En ce qui concerne les troubles dans les conditions d’existence :
15. M. A… verse au dossier un compte-rendu médical faisant état d’une radiographie thoracique, ainsi que des examens spirométriques réalisés respectivement les 13 janvier 2009, 30 janvier 2013 et 28 mars 2017. Ces éléments ne permettent toutefois pas d’établir qu’il est astreint à un suivi médical contraignant. En outre les attestations de parents qu’il produit se bornent à faire état de l’anxiété de l’intéressé, pour laquelle il est déjà indemnisé au titre du préjudice moral, et ne suffisent pas à établir des troubles dans ses conditions d’existence. Dès lors, la demande indemnitaire qu’il présente à ce titre doit être rejetée.
Sur les intérêts et la capitalisation des intérêts :
16. M. A… a droit aux intérêts au taux légal correspondant à l’indemnité de 8 500 euros à compter du 6 mars 2019, date de réception de sa demande par le ministre des armées.

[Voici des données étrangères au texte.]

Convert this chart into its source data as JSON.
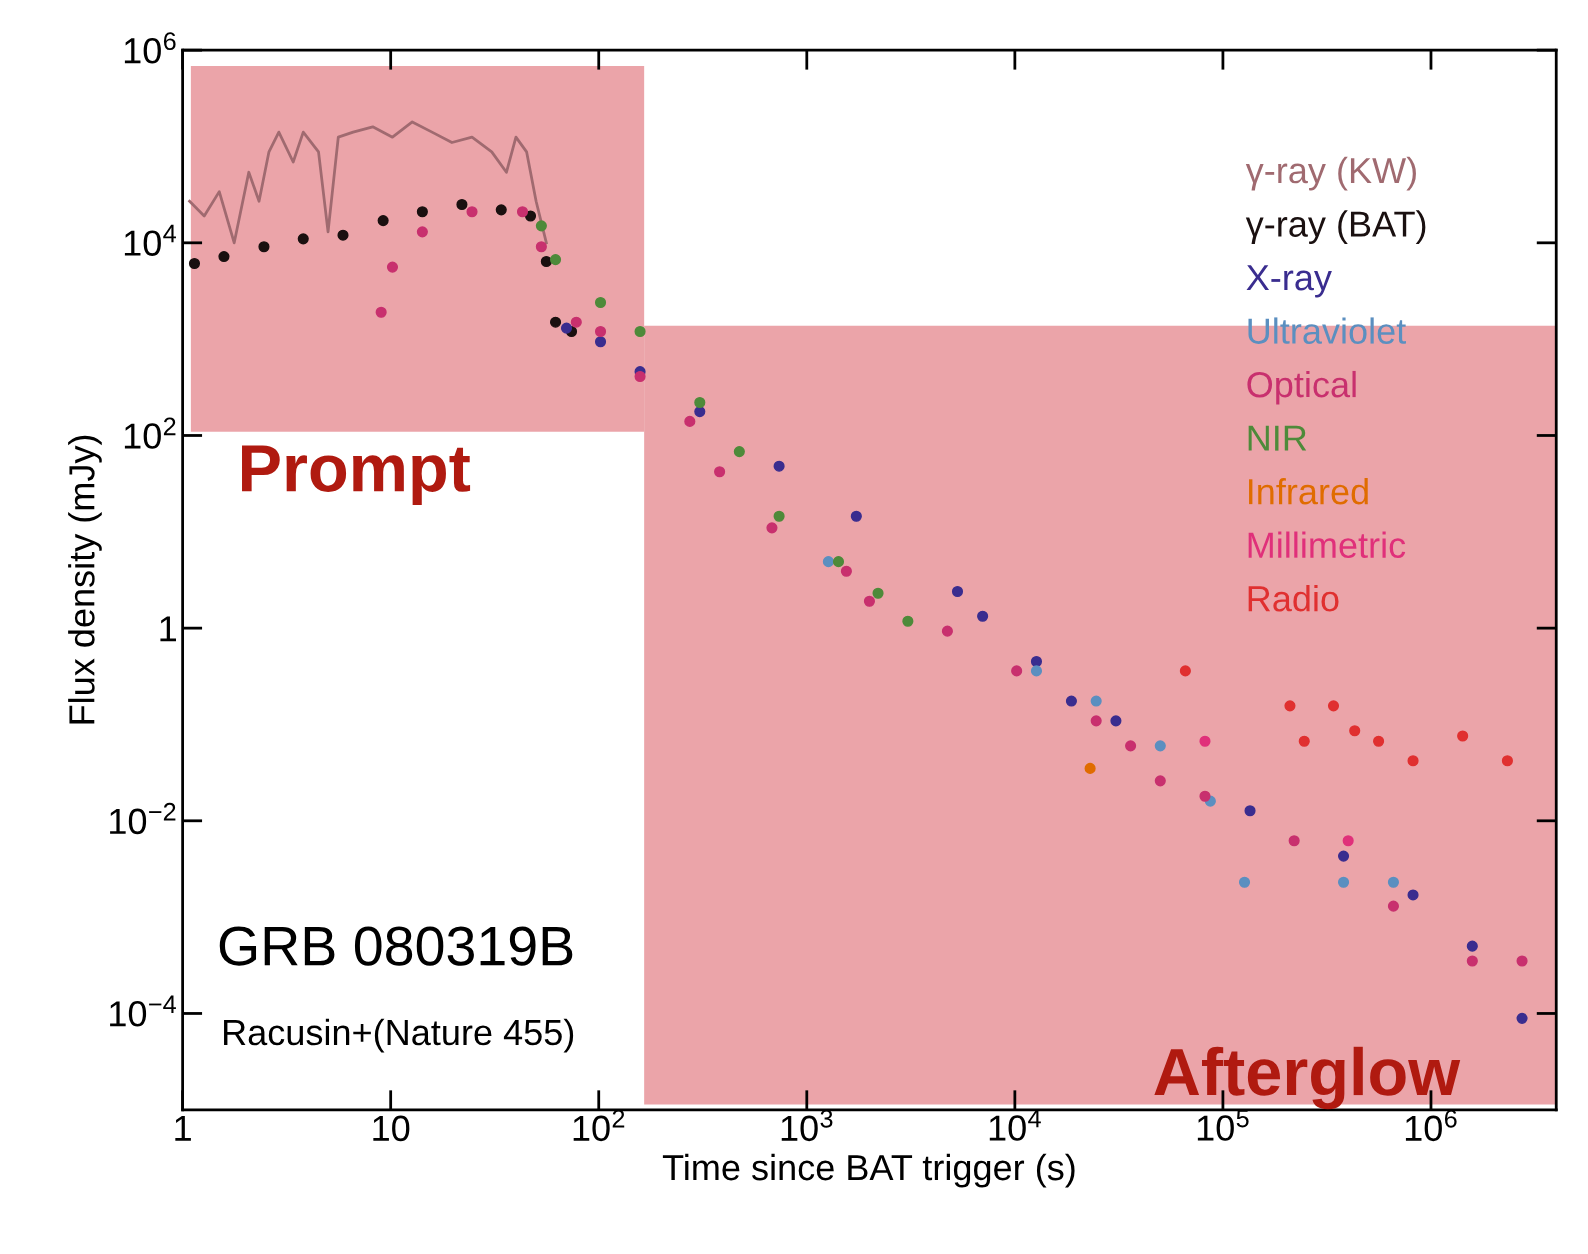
{
  "chart_data": {
    "type": "scatter",
    "xlabel": "Time since BAT trigger (s)",
    "ylabel": "Flux density (mJy)",
    "log": "xy",
    "xlim": [
      1,
      4000000
    ],
    "ylim": [
      1e-05,
      1000000
    ],
    "xticks": [
      1,
      10,
      {
        "value": 100,
        "label": "10$^{2}$"
      },
      {
        "value": 1000,
        "label": "10$^{3}$"
      },
      {
        "value": 10000,
        "label": "10$^{4}$"
      },
      {
        "value": 100000,
        "label": "10$^{5}$"
      },
      {
        "value": 1000000,
        "label": "10$^{6}$"
      }
    ],
    "yticks": [
      {
        "value": 0.0001,
        "label": "10$^{−4}$"
      },
      {
        "value": 0.01,
        "label": "10$^{−2}$"
      },
      1,
      {
        "value": 100,
        "label": "10$^{2}$"
      },
      {
        "value": 10000,
        "label": "10$^{4}$"
      },
      {
        "value": 1000000,
        "label": "10$^{6}$"
      }
    ],
    "grid": false,
    "legend": "top right",
    "marker": "circle",
    "annotations": [
      "Prompt",
      "Afterglow",
      "GRB 080319B",
      "Racusin+(Nature 455)"
    ],
    "series": [
      {
        "name": "γ-ray (KW)",
        "type": "line",
        "marker": "none",
        "color": "#a06a70",
        "x": [
          1.08,
          1.27,
          1.5,
          1.77,
          2.08,
          2.33,
          2.6,
          2.9,
          3.4,
          3.8,
          4.5,
          5.0,
          5.6,
          6.6,
          8.2,
          10.2,
          12.7,
          15.8,
          19.7,
          24.6,
          30.6,
          36,
          40,
          45,
          50,
          56
        ],
        "values": [
          27000,
          19000,
          34000,
          10000,
          54000,
          27000,
          88000,
          141000,
          69000,
          141000,
          88000,
          13000,
          125000,
          141000,
          160000,
          125000,
          180000,
          141000,
          110000,
          125000,
          88000,
          54000,
          125000,
          88000,
          27000,
          10000
        ]
      },
      {
        "name": "γ-ray (BAT)",
        "color": "#1a1010",
        "x": [
          1.14,
          1.58,
          2.46,
          3.8,
          5.9,
          9.2,
          14.2,
          22,
          34,
          47,
          56,
          62,
          74
        ],
        "values": [
          6100,
          7200,
          9100,
          11000,
          12000,
          17000,
          21000,
          25000,
          22000,
          19000,
          6400,
          1500,
          1200
        ]
      },
      {
        "name": "X-ray",
        "color": "#3a2d8f",
        "x": [
          70,
          102,
          158,
          306,
          736,
          1730,
          5300,
          7000,
          12700,
          18700,
          30600,
          135000,
          380000,
          820000,
          1580000,
          2740000
        ],
        "values": [
          1300,
          940,
          460,
          177,
          48,
          14.5,
          2.4,
          1.33,
          0.45,
          0.175,
          0.109,
          0.0127,
          0.0043,
          0.0017,
          0.0005,
          8.9e-05
        ]
      },
      {
        "name": "Ultraviolet",
        "color": "#5b8fc0",
        "x": [
          1270,
          12700,
          24600,
          50000,
          87000,
          127000,
          380000,
          660000
        ],
        "values": [
          4.9,
          0.36,
          0.175,
          0.06,
          0.016,
          0.0023,
          0.0023,
          0.0023
        ]
      },
      {
        "name": "Optical",
        "color": "#c8306e",
        "x": [
          9.0,
          10.2,
          14.2,
          24.6,
          43,
          53,
          78,
          102,
          158,
          274,
          381,
          680,
          1550,
          2000,
          4740,
          10200,
          24600,
          36000,
          50000,
          82000,
          220000,
          660000,
          1580000,
          2740000
        ],
        "values": [
          1900,
          5600,
          13000,
          21000,
          21000,
          9100,
          1500,
          1200,
          410,
          140,
          42,
          11,
          3.9,
          1.9,
          0.93,
          0.36,
          0.109,
          0.06,
          0.026,
          0.018,
          0.0062,
          0.0013,
          0.00035,
          0.00035
        ]
      },
      {
        "name": "NIR",
        "color": "#4e8a3a",
        "x": [
          53,
          62,
          102,
          158,
          306,
          474,
          736,
          1420,
          2200,
          3060
        ],
        "values": [
          15000,
          6700,
          2400,
          1200,
          220,
          68,
          14.5,
          4.9,
          2.3,
          1.18
        ]
      },
      {
        "name": "Infrared",
        "color": "#e06c00",
        "x": [
          23000
        ],
        "values": [
          0.035
        ]
      },
      {
        "name": "Millimetric",
        "color": "#e0307a",
        "x": [
          82000,
          400000
        ],
        "values": [
          0.067,
          0.0062
        ]
      },
      {
        "name": "Radio",
        "color": "#e03030",
        "x": [
          66000,
          210000,
          246000,
          340000,
          430000,
          560000,
          820000,
          1420000,
          2330000
        ],
        "values": [
          0.36,
          0.156,
          0.067,
          0.156,
          0.086,
          0.067,
          0.042,
          0.076,
          0.042
        ]
      }
    ]
  }
}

17. La capitalisation des intérêts peut être demandée à tout moment devant le juge du fond, même si, à cette date, les intérêts sont dus depuis moins d’une année. En ce cas, cette demande ne prend toutefois effet qu’à la date à laquelle, pour la première fois, les intérêts sont dus pour une année entière. La capitalisation des intérêts a été demandée le 10 juin 2019. Il y a lieu de faire droit à cette demande à compter du 6 mars 2020, date à laquelle était due, pour la première fois, une année d’intérêts, ainsi qu’à chaque échéance annuelle à compter de cette date.
18. Il résulte de tout ce qui précède que M. A… est fondé à soutenir que c’est à tort que, par le jugement attaqué, le tribunal administratif de Toulon a rejeté sa demande tendant à la condamnation de l’Etat à réparer les préjudices résultant pour lui de carences fautives de l’Etat dans la prise en charge de la prévention des risques liés à son exposition aux poussières d’amiante.

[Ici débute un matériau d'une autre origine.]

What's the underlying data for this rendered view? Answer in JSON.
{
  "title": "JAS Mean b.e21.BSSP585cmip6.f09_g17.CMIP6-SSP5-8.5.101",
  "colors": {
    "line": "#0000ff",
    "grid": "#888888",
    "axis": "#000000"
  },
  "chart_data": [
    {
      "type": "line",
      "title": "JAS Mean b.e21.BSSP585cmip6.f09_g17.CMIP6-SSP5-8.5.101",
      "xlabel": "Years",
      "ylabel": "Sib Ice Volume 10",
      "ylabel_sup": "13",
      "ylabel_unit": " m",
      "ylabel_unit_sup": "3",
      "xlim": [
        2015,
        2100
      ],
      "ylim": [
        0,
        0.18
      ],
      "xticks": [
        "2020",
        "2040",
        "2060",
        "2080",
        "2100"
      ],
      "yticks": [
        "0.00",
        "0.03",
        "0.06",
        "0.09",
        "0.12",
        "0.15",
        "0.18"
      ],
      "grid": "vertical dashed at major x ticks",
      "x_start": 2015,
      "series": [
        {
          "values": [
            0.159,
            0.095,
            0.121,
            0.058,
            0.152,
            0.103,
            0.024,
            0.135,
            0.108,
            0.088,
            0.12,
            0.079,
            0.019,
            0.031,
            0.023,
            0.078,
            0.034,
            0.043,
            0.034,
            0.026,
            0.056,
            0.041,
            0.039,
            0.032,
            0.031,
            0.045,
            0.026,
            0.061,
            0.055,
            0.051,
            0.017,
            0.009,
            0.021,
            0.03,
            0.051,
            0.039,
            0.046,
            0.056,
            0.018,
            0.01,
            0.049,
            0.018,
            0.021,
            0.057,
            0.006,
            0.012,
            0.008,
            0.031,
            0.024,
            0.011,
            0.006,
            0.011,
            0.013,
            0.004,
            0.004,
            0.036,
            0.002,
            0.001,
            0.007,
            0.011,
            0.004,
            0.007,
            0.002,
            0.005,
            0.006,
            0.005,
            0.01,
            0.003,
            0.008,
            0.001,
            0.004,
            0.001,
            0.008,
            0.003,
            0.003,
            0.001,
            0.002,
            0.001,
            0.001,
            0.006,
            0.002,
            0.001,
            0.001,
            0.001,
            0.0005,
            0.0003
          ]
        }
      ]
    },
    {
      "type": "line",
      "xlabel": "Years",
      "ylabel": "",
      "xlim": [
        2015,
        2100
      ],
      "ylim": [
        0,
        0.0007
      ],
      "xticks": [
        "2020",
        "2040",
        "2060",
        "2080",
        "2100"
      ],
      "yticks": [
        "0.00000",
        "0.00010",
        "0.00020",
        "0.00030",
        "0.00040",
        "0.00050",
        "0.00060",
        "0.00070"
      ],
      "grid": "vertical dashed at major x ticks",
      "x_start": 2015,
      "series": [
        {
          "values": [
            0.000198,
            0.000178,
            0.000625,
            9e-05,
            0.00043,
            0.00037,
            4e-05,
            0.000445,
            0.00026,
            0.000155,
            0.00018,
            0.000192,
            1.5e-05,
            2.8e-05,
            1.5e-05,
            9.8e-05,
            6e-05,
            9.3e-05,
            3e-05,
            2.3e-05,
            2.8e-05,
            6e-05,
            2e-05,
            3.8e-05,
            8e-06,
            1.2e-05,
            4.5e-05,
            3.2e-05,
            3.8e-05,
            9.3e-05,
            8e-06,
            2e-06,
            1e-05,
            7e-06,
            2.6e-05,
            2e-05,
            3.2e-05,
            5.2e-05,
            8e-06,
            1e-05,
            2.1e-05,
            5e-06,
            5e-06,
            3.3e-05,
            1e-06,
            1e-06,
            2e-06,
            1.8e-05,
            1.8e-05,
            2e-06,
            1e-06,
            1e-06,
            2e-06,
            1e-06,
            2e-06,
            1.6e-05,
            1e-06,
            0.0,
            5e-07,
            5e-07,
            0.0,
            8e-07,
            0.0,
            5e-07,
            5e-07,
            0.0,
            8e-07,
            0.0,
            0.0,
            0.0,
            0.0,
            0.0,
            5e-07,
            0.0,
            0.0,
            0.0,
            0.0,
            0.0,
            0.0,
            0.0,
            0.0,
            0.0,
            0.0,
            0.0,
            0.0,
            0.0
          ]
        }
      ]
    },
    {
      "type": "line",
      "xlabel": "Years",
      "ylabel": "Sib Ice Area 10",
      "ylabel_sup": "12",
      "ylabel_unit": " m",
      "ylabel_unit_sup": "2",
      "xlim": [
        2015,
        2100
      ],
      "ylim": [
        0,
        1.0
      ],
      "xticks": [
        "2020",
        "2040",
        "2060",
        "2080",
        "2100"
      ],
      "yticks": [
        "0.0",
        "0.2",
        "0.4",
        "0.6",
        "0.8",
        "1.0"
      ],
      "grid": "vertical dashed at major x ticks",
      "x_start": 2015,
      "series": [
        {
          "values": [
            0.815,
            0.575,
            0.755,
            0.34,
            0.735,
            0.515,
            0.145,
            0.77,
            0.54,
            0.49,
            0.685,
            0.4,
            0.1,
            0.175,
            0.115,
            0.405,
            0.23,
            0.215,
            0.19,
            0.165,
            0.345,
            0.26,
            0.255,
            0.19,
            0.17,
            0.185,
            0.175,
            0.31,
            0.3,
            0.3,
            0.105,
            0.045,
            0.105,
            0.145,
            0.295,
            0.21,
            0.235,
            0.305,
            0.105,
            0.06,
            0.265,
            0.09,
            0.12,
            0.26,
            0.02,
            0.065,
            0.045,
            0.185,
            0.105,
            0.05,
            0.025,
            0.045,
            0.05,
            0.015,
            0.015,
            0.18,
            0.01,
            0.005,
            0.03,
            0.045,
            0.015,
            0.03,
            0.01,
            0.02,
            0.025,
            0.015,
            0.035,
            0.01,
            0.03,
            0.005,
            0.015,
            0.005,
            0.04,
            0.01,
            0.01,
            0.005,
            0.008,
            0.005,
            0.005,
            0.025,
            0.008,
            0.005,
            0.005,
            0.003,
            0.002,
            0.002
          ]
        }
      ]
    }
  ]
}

Sur les frais liés au litige :
19. Il y a lieu, dans les circonstances de l’espèce, de faire application de l’article L. 761-1 du code de justice administrative et de mettre à la charge de l’Etat le versement de la somme de 1 500 euros au titre des frais exposés par M. A… et non compris dans les dépens.
D É C I D E :
Article 1er : Le jugement du tribunal administratif de Toulon du 6 juillet 2023 est annulé.

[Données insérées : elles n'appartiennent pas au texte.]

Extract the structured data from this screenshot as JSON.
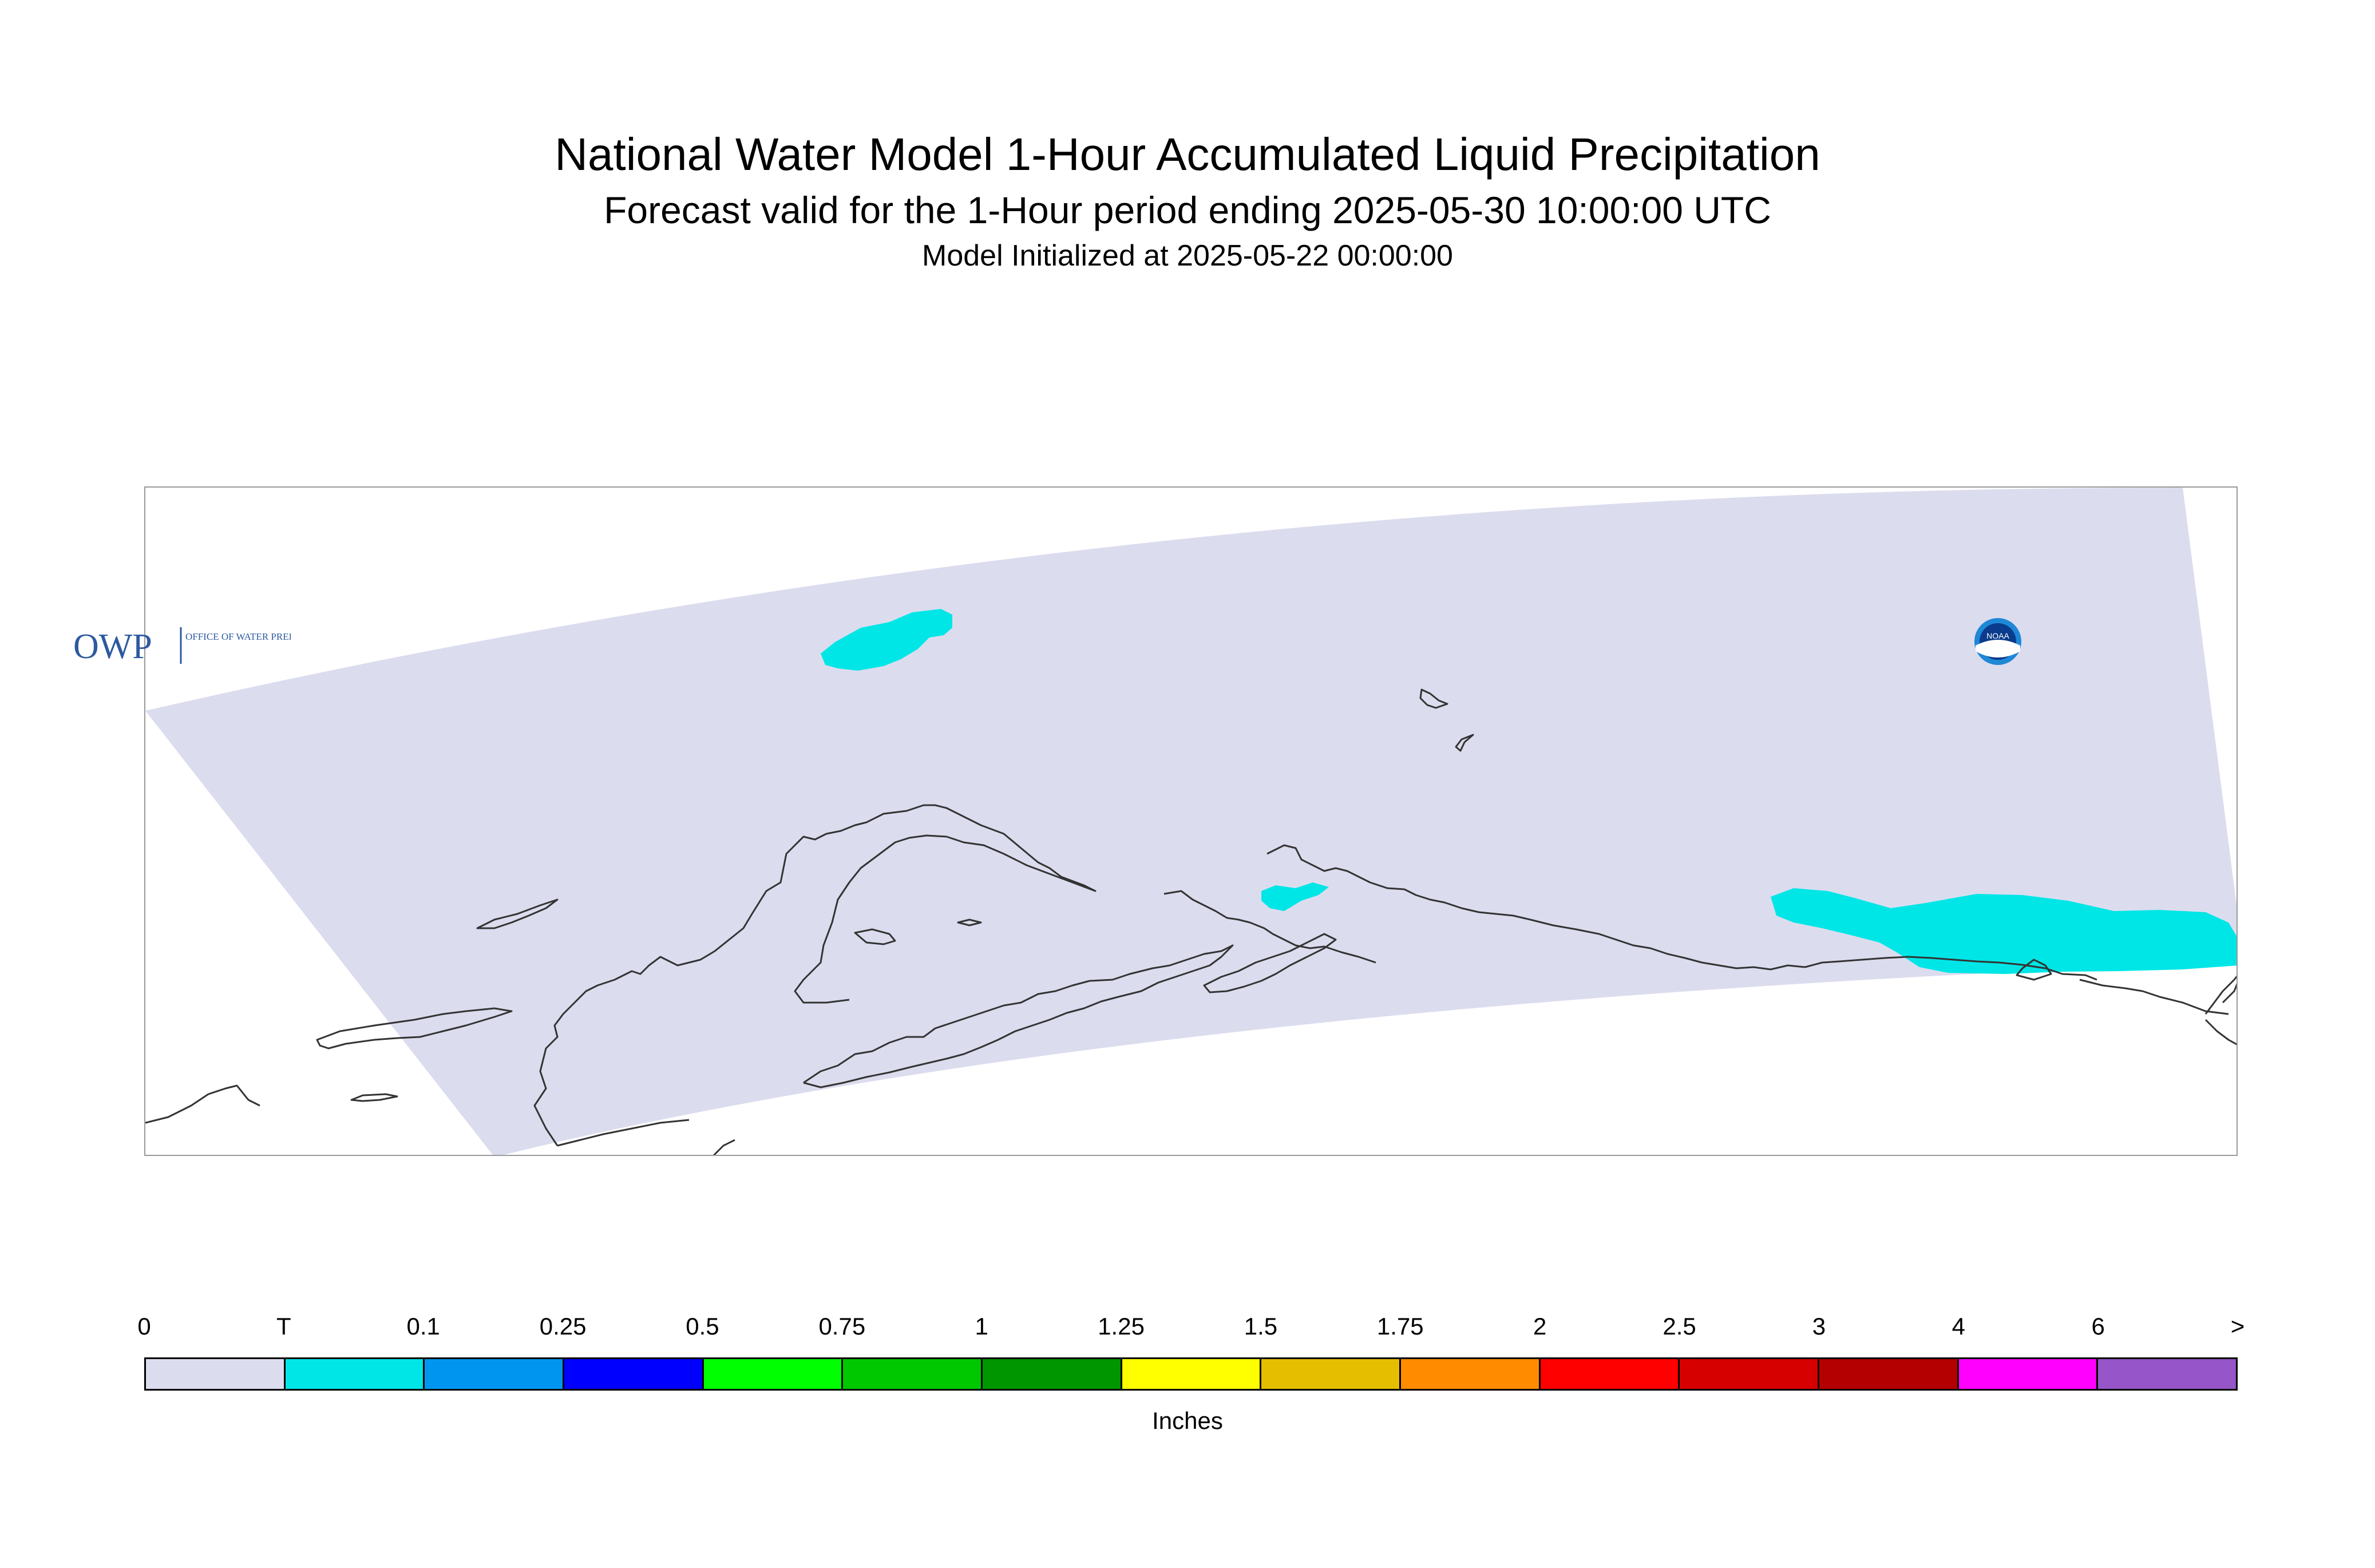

Article 2 : L’Etat est condamné à verser à M. A… la somme de 8 500 euros avec intérêts au taux légal à compter du 6 mars 2019. Les intérêts échus à la date du 6 mars 2020 puis à chaque échéance annuelle à compter de cette date seront capitalisés à chacune de ces dates pour produire eux-mêmes intérêts.
Article 3 : L’Etat versera à M. A… la somme de 1 500 euros au titre de l’article L. 761-1 du code de justice administrative.
Article 4 : Le surplus des conclusions de M. A… est rejeté.
Article 5 : Le présent arrêt sera notifié à M. C… A… et à la ministre des armées et des anciens combattants.
Copie en sera adressée au Fonds d’indemnisation des victimes de l’amiante.
Délibéré après l’audience du 5 décembre 2025 à laquelle siégeaient :
- Mme Anne Menasseyre, présidente rapporteure,
- Mme Aurélia Vincent, présidente assesseure,
- Mme Florence Noire, première conseillère.
Rendu public par mise à disposition au greffe, le 22 décembre 2025.